Like all studies, this systematic review should be considered in the context of its limitations. Given the variability among selected target outcomes and measurement of these outcomes, this review is primarily descriptive and does not include a meta-analytic component. Unpublished studies were not included, which raises concern for publication bias. In addition to potential non-publication of null findings, it is possible that new and exciting work that could change conclusions exists but has not yet been published (e.g., doctoral dissertations). This review was also limited to studies with a chronic-illness focus; family-centered studies with broader focuses (e.g., health promotion or prevention programs in the general population) may also provide important guidance for future work in pediatric psychology.

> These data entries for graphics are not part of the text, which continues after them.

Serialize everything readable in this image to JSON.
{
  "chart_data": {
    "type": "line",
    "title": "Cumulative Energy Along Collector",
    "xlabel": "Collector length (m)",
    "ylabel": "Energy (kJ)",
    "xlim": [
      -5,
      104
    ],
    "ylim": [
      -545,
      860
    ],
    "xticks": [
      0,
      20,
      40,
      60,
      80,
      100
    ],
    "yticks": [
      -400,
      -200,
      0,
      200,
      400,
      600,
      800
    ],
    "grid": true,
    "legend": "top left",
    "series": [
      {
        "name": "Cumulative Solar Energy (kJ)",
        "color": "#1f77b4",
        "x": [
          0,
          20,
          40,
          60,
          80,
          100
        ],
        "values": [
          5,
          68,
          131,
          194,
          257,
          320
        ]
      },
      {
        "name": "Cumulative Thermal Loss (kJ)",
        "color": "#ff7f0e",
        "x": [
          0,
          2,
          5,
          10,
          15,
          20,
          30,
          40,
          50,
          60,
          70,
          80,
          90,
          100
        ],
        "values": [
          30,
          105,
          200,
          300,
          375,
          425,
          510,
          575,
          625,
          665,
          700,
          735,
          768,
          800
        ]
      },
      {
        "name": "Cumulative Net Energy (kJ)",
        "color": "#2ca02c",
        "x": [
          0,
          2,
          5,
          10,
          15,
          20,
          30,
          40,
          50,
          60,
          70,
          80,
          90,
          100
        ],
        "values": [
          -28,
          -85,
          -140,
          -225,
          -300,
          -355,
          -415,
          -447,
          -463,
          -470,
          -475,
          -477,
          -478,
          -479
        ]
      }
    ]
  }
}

The current study provides a synthesis of the literature related to family systems eHealth interventions for children with chronic illnesses and their families. While many of the included studies reported encouraging results in at least one target outcome, there was great variability between studies with regard to selected outcomes and robustness of findings. As society continues to move rapidly towards greater reliance on technology in all areas, it will be important for the field of family psychology to gain a better understanding of the processes underlying the development of successful eHealth interventions to ensure the design and deployment of effective and efficacious family systems interventions.